Sky: " But, Nathan, we can fight it. The companionship of a doll is pleasant even for a period running into months. But for a close relationship that can last through our life, no doll can take the place of aces back to back."
Dirty Cop: Brannigan is implied to have been in Nathan's pocket prior to the events of the show - we can assume from Nathan's line in "The Oldest Established" that Brannigan allowed Detroit to use the back of the police station to run the game. What exactly changed this is a mystery.
Opinion Changing Dream: During the scene when the gamblers are attending the revival at the Save-A-Soul mission because Sky won a bet, Nicely-Nicely Johnson recounts a dream he had that turned him from his wild gambling ways, "Sit Down, You're Rocking the Boat". (Clip from the 2011 Broadway revival is here; the film version (performed by Stubby Kaye) is here.) The trope is subverted, in that Nicely didn't change his ways and may not (probably didn't, in fact) even have such a dream at all.
Schmuck Bait: illustrated in the advice Sky Masterson got from his father;
"One of these days in your travels, a guy is going to come to you and show you a nice, brand new deck of cards on which the seal has not yet been broken. This man is going to offer to bet you that he can make the jack of spades jump out of that deck and squirt cider in your ear. Now son, you do not take this bet, for as sure as you stand there, you are going to wind up with an earful of cider."
Later, when Nathan cons him into betting that he could take Sister Sarah to Havana, Sky looks up and says, "Daddy, I got cider in my ear."

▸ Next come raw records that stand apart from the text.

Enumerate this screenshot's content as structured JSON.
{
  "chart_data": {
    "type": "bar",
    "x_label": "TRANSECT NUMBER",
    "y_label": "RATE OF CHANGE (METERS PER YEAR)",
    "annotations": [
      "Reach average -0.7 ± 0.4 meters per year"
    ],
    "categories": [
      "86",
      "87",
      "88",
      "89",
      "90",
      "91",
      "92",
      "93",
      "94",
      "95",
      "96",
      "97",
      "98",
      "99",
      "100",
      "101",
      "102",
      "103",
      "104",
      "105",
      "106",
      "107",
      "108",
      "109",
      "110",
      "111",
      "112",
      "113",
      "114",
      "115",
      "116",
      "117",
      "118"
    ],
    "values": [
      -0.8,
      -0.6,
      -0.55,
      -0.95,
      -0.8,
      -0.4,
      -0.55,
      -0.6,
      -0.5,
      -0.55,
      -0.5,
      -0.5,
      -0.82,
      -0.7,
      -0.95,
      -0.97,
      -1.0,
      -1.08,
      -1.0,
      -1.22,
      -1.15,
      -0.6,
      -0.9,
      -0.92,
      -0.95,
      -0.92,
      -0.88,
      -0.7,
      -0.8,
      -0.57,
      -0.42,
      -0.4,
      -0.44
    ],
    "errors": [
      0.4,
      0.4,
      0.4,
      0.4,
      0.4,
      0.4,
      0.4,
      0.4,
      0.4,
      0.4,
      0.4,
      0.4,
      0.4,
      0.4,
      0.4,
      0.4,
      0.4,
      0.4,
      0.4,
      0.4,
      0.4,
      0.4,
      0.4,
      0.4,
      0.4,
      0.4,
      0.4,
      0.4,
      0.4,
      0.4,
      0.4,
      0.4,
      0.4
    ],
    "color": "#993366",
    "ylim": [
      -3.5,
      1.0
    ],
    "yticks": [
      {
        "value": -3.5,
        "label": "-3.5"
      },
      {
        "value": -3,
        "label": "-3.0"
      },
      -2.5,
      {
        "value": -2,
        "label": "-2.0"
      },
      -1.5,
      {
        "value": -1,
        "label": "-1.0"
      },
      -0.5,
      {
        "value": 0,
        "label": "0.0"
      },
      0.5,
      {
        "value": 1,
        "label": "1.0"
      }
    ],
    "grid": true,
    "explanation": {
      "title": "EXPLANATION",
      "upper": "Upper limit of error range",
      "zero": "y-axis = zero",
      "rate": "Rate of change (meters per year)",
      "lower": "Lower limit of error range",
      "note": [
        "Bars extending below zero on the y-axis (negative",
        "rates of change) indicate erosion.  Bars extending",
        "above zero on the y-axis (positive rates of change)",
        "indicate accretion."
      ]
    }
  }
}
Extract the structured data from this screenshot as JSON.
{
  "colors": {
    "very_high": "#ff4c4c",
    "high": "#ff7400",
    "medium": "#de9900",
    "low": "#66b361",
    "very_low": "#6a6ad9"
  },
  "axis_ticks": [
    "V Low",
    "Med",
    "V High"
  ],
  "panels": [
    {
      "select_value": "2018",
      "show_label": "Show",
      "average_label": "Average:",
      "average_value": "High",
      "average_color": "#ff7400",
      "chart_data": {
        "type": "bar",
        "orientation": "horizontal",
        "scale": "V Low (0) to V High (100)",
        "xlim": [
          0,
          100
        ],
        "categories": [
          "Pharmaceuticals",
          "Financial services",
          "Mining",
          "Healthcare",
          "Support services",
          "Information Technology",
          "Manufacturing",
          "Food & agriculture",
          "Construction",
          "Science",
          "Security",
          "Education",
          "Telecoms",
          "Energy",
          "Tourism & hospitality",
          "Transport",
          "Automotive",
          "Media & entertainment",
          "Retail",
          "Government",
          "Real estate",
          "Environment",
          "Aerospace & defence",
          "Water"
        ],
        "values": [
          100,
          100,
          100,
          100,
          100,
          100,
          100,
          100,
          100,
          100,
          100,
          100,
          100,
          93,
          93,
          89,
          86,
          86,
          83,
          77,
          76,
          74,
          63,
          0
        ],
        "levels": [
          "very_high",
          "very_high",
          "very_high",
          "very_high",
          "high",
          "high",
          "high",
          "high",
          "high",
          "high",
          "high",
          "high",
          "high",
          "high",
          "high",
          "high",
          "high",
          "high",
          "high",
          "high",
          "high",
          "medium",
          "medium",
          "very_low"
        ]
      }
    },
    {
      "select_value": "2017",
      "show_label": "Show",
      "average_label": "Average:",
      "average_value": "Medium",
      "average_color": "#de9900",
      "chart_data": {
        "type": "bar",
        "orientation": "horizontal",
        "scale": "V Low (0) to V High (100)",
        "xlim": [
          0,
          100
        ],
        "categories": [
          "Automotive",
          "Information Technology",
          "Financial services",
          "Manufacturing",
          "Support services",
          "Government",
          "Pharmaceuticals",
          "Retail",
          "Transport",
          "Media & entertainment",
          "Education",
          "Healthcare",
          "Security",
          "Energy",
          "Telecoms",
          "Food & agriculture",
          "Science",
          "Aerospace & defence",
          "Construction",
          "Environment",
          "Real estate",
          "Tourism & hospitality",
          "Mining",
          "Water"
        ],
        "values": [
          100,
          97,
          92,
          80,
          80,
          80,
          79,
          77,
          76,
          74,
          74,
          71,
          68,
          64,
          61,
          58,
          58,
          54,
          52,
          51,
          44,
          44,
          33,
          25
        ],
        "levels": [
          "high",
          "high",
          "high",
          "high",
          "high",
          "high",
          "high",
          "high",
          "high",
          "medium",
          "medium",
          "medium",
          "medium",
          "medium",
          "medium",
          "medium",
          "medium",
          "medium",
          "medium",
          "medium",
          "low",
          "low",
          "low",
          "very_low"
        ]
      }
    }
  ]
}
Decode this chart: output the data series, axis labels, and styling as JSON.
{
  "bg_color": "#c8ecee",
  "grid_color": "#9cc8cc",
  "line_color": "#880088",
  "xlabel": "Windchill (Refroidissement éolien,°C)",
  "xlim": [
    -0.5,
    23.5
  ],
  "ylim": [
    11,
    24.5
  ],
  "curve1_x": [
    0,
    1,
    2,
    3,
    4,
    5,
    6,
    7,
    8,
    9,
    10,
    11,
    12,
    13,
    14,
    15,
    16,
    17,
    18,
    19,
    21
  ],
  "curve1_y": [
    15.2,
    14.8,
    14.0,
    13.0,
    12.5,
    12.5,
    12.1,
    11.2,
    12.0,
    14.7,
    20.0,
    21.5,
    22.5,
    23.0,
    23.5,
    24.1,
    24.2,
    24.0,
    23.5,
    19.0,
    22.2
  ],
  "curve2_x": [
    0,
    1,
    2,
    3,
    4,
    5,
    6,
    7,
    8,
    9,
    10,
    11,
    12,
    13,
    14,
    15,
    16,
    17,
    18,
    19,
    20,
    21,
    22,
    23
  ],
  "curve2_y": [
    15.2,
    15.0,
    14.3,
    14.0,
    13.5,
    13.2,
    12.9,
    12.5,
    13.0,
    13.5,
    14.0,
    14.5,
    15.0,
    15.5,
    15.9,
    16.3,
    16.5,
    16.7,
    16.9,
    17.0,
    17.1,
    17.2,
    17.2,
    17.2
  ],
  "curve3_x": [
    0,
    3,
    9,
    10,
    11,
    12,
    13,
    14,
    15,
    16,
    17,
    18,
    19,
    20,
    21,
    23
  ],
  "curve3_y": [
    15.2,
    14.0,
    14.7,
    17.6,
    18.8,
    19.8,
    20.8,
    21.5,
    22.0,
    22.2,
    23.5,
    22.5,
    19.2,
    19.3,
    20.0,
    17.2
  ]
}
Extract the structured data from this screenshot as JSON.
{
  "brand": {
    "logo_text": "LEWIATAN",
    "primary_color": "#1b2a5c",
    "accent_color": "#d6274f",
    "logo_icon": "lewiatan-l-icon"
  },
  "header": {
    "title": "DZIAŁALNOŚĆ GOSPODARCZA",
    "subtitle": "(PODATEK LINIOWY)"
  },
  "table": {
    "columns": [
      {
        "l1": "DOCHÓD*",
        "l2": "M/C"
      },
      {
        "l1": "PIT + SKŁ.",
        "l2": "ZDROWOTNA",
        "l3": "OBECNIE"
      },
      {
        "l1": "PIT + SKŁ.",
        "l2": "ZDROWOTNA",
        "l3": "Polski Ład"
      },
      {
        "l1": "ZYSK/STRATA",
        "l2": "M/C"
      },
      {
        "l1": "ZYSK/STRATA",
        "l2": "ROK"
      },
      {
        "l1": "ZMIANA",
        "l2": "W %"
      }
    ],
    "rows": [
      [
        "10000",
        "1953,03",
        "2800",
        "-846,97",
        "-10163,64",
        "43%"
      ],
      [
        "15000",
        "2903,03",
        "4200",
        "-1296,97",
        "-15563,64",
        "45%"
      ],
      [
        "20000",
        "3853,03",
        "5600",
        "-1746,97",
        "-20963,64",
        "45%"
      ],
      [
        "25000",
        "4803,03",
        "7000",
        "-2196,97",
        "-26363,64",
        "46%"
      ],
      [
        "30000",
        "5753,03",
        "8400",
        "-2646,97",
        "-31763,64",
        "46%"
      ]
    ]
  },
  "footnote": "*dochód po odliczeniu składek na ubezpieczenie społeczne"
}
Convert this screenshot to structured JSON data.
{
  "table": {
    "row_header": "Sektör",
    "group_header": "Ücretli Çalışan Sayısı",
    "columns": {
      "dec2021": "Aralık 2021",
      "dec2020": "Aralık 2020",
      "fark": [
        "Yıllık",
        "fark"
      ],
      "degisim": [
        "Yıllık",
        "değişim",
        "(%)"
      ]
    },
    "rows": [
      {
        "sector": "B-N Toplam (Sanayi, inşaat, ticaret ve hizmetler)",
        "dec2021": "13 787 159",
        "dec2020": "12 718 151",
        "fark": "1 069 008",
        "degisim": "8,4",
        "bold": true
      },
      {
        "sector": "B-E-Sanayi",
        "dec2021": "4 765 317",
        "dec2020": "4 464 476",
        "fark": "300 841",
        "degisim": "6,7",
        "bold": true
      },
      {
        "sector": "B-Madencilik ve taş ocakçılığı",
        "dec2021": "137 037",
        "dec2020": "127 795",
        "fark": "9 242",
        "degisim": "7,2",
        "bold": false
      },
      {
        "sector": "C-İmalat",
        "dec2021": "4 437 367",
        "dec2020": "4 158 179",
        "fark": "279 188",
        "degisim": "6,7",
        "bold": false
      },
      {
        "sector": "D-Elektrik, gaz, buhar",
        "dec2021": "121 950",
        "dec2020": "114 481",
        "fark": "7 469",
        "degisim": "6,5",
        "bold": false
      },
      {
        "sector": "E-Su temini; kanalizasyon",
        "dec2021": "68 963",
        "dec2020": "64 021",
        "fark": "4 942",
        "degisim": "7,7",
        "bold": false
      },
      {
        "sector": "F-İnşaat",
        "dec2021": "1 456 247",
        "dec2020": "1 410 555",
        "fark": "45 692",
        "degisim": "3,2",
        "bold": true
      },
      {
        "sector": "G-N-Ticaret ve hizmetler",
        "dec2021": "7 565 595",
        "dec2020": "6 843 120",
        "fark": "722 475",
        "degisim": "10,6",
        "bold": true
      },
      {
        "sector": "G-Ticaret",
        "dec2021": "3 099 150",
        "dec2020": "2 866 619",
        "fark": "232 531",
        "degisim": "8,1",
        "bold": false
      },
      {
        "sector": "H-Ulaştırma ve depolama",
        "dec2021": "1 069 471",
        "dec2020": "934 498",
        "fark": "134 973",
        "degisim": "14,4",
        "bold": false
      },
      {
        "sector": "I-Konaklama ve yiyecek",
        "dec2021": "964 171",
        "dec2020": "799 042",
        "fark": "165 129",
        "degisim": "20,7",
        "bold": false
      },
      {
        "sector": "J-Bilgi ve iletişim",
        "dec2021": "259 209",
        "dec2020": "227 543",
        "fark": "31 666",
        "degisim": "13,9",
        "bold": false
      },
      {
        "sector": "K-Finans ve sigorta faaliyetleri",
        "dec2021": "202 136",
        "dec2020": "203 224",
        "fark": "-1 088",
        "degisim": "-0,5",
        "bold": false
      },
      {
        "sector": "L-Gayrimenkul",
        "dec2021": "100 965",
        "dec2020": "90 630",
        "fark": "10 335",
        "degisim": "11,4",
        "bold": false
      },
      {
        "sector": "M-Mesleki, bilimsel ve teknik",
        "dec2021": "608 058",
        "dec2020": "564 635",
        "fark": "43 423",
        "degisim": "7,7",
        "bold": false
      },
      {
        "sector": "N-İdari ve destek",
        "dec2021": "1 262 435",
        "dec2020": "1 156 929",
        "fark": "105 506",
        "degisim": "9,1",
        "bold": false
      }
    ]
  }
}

Second Face Smoke: During the title song, there's a sight gag where a doll who's been shopping does this to her hapless guy who carries all her packages and lights her cigarette.
Sidekick Song: "Sit Down, You're Rocking the Boat" for Nicely-Nicely.
"More I Cannot Wish You" for Arvide.
And the title song for Nicely-Nicely (again) and Benny. Nathan took it over for The Movie version, because...well, if you have Frank Sinatra in a part that only has two major songs, wouldn't you shoehorn him into everything else you possibly can?